At this stage of his career, Neeson is fairly accustomed to threats in the shadows—and often it’s him. At 62, he has emerged as one of Hollywood’s leading “older” action stars, playing weathered, well-worn men well-versed in covert ops, and more extreme activities when needed, in the successful three-movie Taken franchise and the recent high-in-the-sky airplane drama Non-Stop.
In the new thriller-chiller A Walk Among the Tombstones, based on a novel by popular crime-mystery writer Lawrence Block, he’s Matt Scudder, a rumpled, crumpled New York City ex-cop loner on the trail of two pervs plucking women off the streets and subjecting them to unspeakable horrors. The title helps set the creepy stage right off the bat, and the opening credits—which play over a “dreamy” scene that you slowly realize is actually a nightmare—hit you like a punch to the gut. The grim atmosphere is orchestrated by cinematographer Mihai Malaimare Jr., who shoots the grungy New York locations in muted, washed-out tones and smoky pastels that match Scudder’s bleak, bleached emotions, drained of color and joy after all that he’s seen…and done.

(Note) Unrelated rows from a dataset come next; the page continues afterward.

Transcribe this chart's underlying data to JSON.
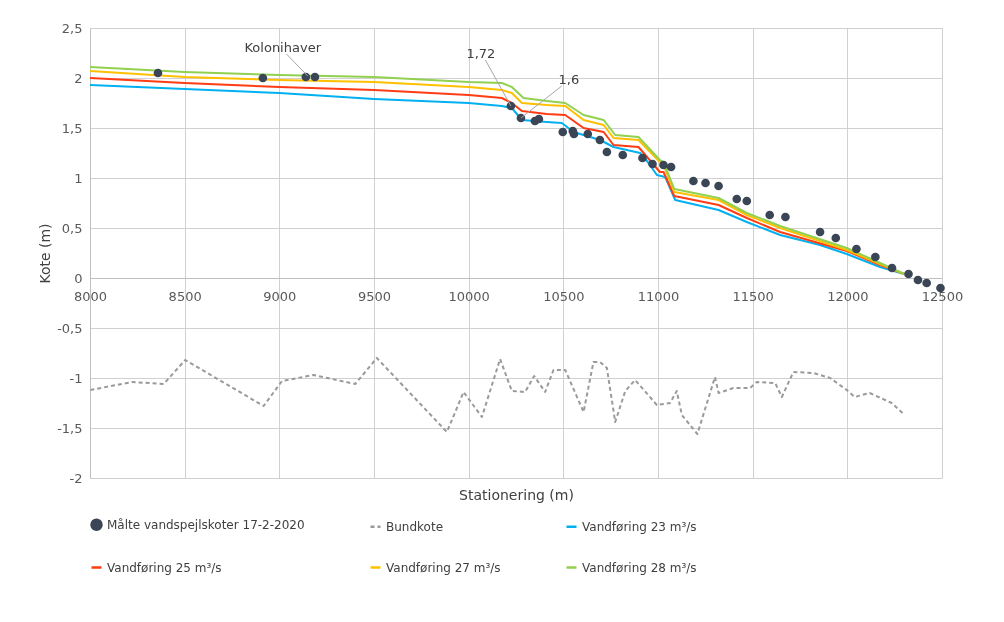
{
  "chart_data": {
    "type": "line",
    "xlabel": "Stationering (m)",
    "ylabel": "Kote (m)",
    "xlim": [
      8000,
      12500
    ],
    "xticks": [
      8000,
      8500,
      9000,
      9500,
      10000,
      10500,
      11000,
      11500,
      12000,
      12500
    ],
    "ylim": [
      -2,
      2.5
    ],
    "yticks": [
      {
        "value": -2,
        "label": "-2"
      },
      {
        "value": -1.5,
        "label": "-1,5"
      },
      {
        "value": -1,
        "label": "-1"
      },
      {
        "value": -0.5,
        "label": "-0,5"
      },
      {
        "value": 0,
        "label": "0"
      },
      {
        "value": 0.5,
        "label": "0,5"
      },
      {
        "value": 1,
        "label": "1"
      },
      {
        "value": 1.5,
        "label": "1,5"
      },
      {
        "value": 2,
        "label": "2"
      },
      {
        "value": 2.5,
        "label": "2,5"
      }
    ],
    "grid": true,
    "legend": "bottom",
    "annotations": [
      {
        "text": "Kolonihaver",
        "x": 9150,
        "y": 2.02
      },
      {
        "text": "1,72",
        "x": 10223,
        "y": 1.72
      },
      {
        "text": "1,6",
        "x": 10276,
        "y": 1.6
      }
    ],
    "series": [
      {
        "name": "Målte vandspejlskoter 17-2-2020",
        "type": "scatter",
        "marker": "circle",
        "color": "#3a4556",
        "x": [
          8359,
          8913,
          9140,
          9188,
          10223,
          10276,
          10350,
          10371,
          10497,
          10550,
          10556,
          10629,
          10693,
          10730,
          10814,
          10918,
          10971,
          11029,
          11069,
          11187,
          11251,
          11320,
          11416,
          11469,
          11590,
          11673,
          11856,
          11939,
          12048,
          12148,
          12236,
          12323,
          12373,
          12419,
          12492
        ],
        "values": [
          2.05,
          2.0,
          2.01,
          2.01,
          1.72,
          1.6,
          1.57,
          1.59,
          1.46,
          1.47,
          1.44,
          1.44,
          1.38,
          1.26,
          1.23,
          1.2,
          1.14,
          1.13,
          1.11,
          0.97,
          0.95,
          0.92,
          0.79,
          0.77,
          0.63,
          0.61,
          0.46,
          0.4,
          0.29,
          0.21,
          0.1,
          0.04,
          -0.02,
          -0.05,
          -0.1
        ]
      },
      {
        "name": "Bundkote",
        "type": "line",
        "line_style": "dashed",
        "color": "#9a9a9a",
        "x": [
          8002,
          8222,
          8389,
          8503,
          8917,
          9014,
          9181,
          9401,
          9515,
          9885,
          9973,
          10070,
          10166,
          10228,
          10298,
          10346,
          10404,
          10448,
          10510,
          10607,
          10659,
          10694,
          10730,
          10774,
          10827,
          10879,
          10994,
          11064,
          11099,
          11126,
          11208,
          11301,
          11320,
          11398,
          11486,
          11522,
          11619,
          11654,
          11715,
          11821,
          11909,
          11997,
          12039,
          12118,
          12234,
          12303
        ],
        "values": [
          -1.12,
          -1.04,
          -1.06,
          -0.82,
          -1.28,
          -1.03,
          -0.97,
          -1.06,
          -0.8,
          -1.54,
          -1.14,
          -1.39,
          -0.81,
          -1.13,
          -1.14,
          -0.98,
          -1.14,
          -0.92,
          -0.92,
          -1.34,
          -0.84,
          -0.84,
          -0.9,
          -1.44,
          -1.13,
          -1.02,
          -1.27,
          -1.25,
          -1.13,
          -1.37,
          -1.56,
          -0.99,
          -1.15,
          -1.1,
          -1.1,
          -1.04,
          -1.05,
          -1.19,
          -0.94,
          -0.95,
          -1.0,
          -1.12,
          -1.19,
          -1.15,
          -1.25,
          -1.37
        ]
      },
      {
        "name": "Vandføring 23 m³/s",
        "type": "line",
        "line_style": "solid",
        "color": "#00b0f0",
        "x": [
          8000,
          8500,
          9000,
          9500,
          10000,
          10175,
          10228,
          10281,
          10413,
          10492,
          10554,
          10607,
          10694,
          10765,
          10906,
          10950,
          10994,
          11038,
          11091,
          11320,
          11469,
          11645,
          11856,
          11997,
          12173,
          12300
        ],
        "values": [
          1.93,
          1.89,
          1.85,
          1.79,
          1.75,
          1.72,
          1.7,
          1.58,
          1.56,
          1.55,
          1.46,
          1.43,
          1.38,
          1.31,
          1.25,
          1.15,
          1.03,
          1.01,
          0.78,
          0.68,
          0.56,
          0.43,
          0.33,
          0.24,
          0.11,
          0.04
        ]
      },
      {
        "name": "Vandføring 25 m³/s",
        "type": "line",
        "line_style": "solid",
        "color": "#ff3c14",
        "x": [
          8000,
          8500,
          9000,
          9500,
          10000,
          10175,
          10228,
          10281,
          10413,
          10510,
          10607,
          10713,
          10765,
          10897,
          11010,
          11029,
          11086,
          11320,
          11469,
          11645,
          11997,
          12173,
          12300
        ],
        "values": [
          2.0,
          1.95,
          1.91,
          1.88,
          1.83,
          1.8,
          1.75,
          1.67,
          1.64,
          1.63,
          1.5,
          1.46,
          1.33,
          1.31,
          1.06,
          1.06,
          0.82,
          0.73,
          0.6,
          0.46,
          0.27,
          0.13,
          0.04
        ]
      },
      {
        "name": "Vandføring 27 m³/s",
        "type": "line",
        "line_style": "solid",
        "color": "#ffc000",
        "x": [
          8000,
          8500,
          9000,
          9500,
          10000,
          10175,
          10228,
          10281,
          10413,
          10510,
          10607,
          10713,
          10765,
          10897,
          11010,
          11029,
          11086,
          11320,
          11469,
          11645,
          11997,
          12173,
          12300
        ],
        "values": [
          2.07,
          2.01,
          1.98,
          1.96,
          1.91,
          1.88,
          1.85,
          1.75,
          1.73,
          1.72,
          1.58,
          1.53,
          1.4,
          1.38,
          1.16,
          1.13,
          0.86,
          0.78,
          0.63,
          0.5,
          0.28,
          0.14,
          0.04
        ]
      },
      {
        "name": "Vandføring 28 m³/s",
        "type": "line",
        "line_style": "solid",
        "color": "#92d050",
        "x": [
          8000,
          8500,
          9000,
          9500,
          10000,
          10175,
          10228,
          10290,
          10413,
          10510,
          10607,
          10713,
          10774,
          10897,
          11010,
          11029,
          11086,
          11320,
          11469,
          11645,
          11997,
          12173,
          12300
        ],
        "values": [
          2.11,
          2.06,
          2.03,
          2.01,
          1.96,
          1.95,
          1.91,
          1.8,
          1.77,
          1.75,
          1.63,
          1.58,
          1.43,
          1.41,
          1.18,
          1.16,
          0.89,
          0.8,
          0.65,
          0.52,
          0.3,
          0.15,
          0.04
        ]
      }
    ]
  }
}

The story is set in 1999, which also plays into the look of the movie—it was a time before much of the Big Apple’s modern urban-renewal polishing, and it burrows into the city’s shabbier side streets and seedier locations to give real-life dimensions to its down-and-out drama. Scudder’s a recovering alcoholic, which also contributes to the theme of brokenness—and also the hopeful idea of working toward reparation.

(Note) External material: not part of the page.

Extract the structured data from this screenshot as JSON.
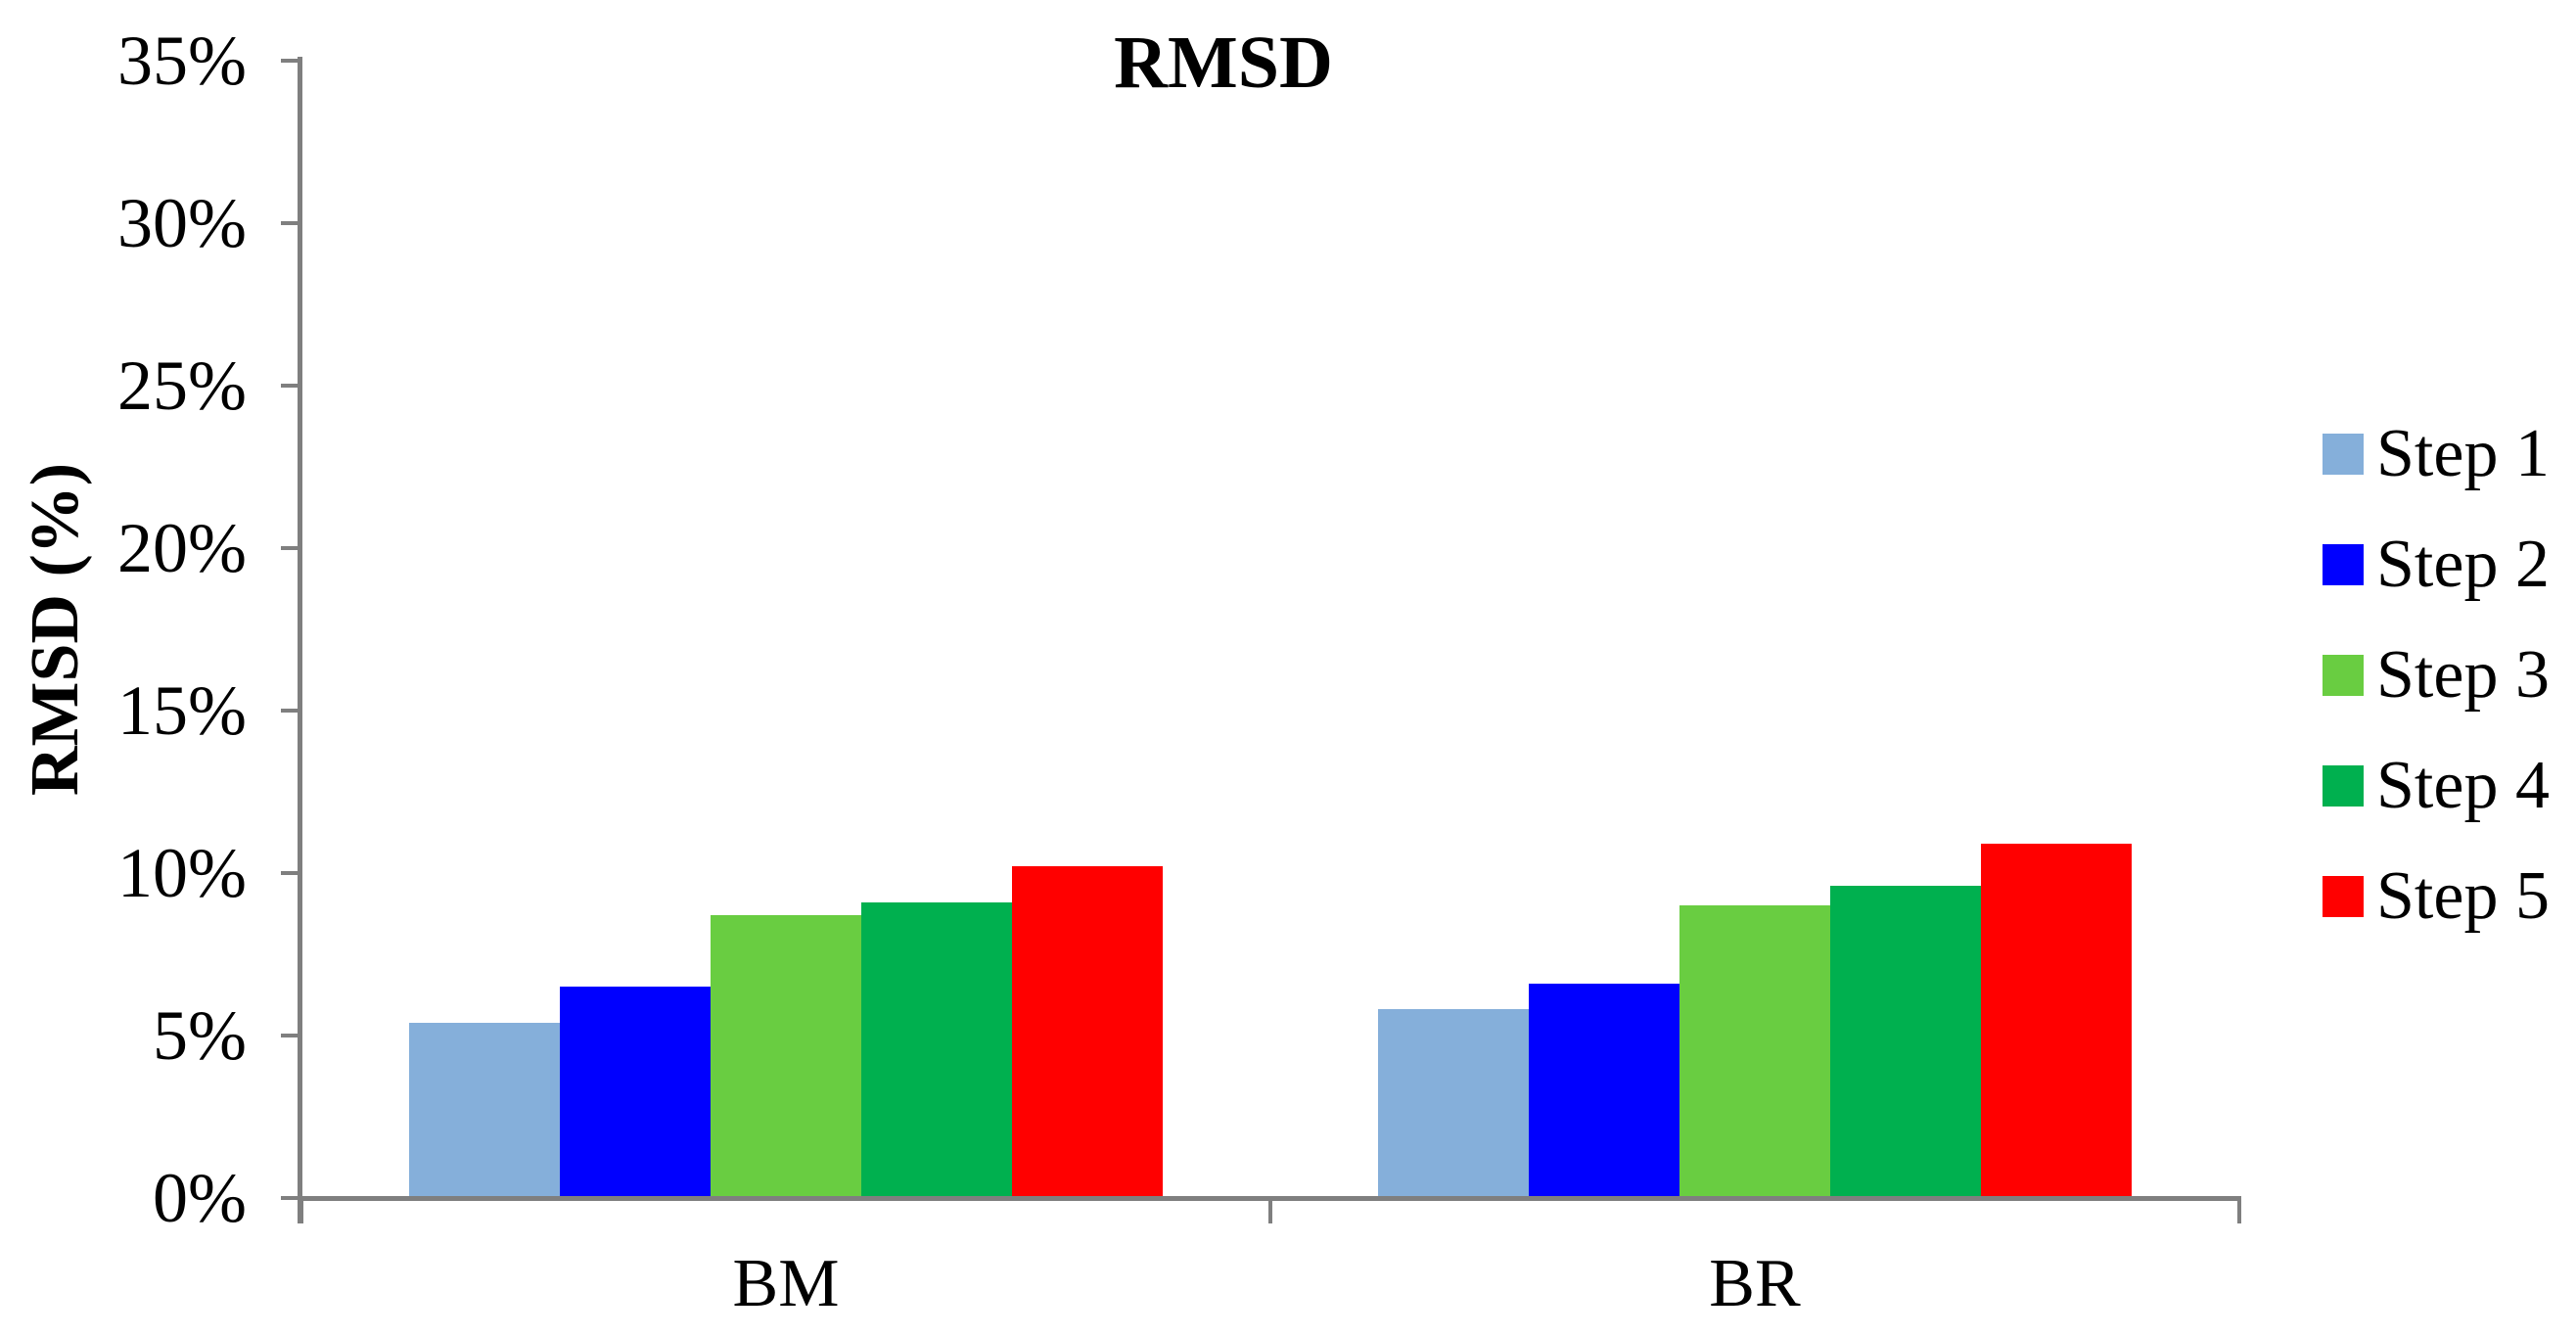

Brian “Astro” Bradley plays a homeless teen—and aspiring detective—who becomes Scudder’s tag-along sidekick. Dan Stevens (Matthew Crawley on Downton Abbey) is a prosperous heroin traffiker whose wife’s kidnapping draws Scudder down an ever-darkening trail that ultimately leads him to the tombstones of the title.
This is a movie about violent, twisted people, although much of the violence is left to the imagination rather than depicted. Most of the story is about the process, the escalating cat-and-mouse game, the “procedural” that will be familiar to anyone who watches TV shows like CSI, Law and Order or Criminal Minds. But that doesn’t make it any less unsettling, especially when one of the victims is a 13-year-old girl, or when the camera lingers on a kidnapper fondling the bloodied tools of his torture trade, or asking one of his terrified, bound captives a question that should make the skin crawl on any woman, of any age.

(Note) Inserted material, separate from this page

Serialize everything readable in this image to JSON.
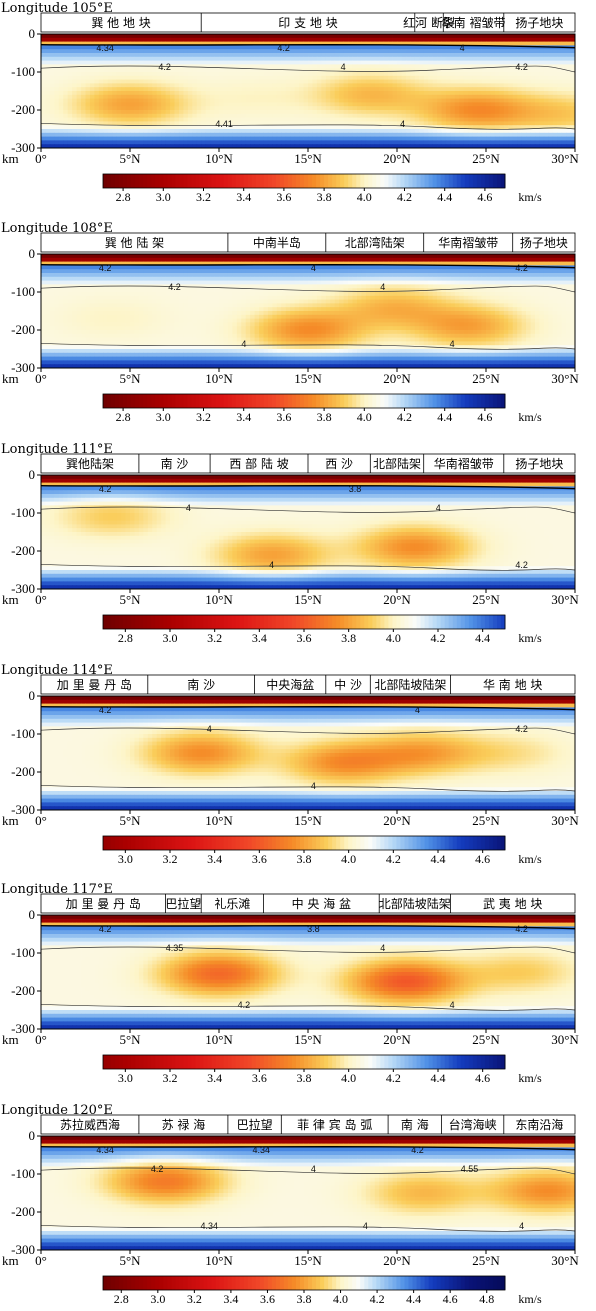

“People are afraid of all the wrong things,” says the movie’s tagline. The wrong things, it suggests, are “scary” but benign places, like cemeteries, or the fear of death. The true terrors, and the real monsters, it so chillingly reminds us, can be ordinary-looking people in a cargo van cruising up and down the street, in a house next door—or sneaking up from the shadows right now, behind you, behind you!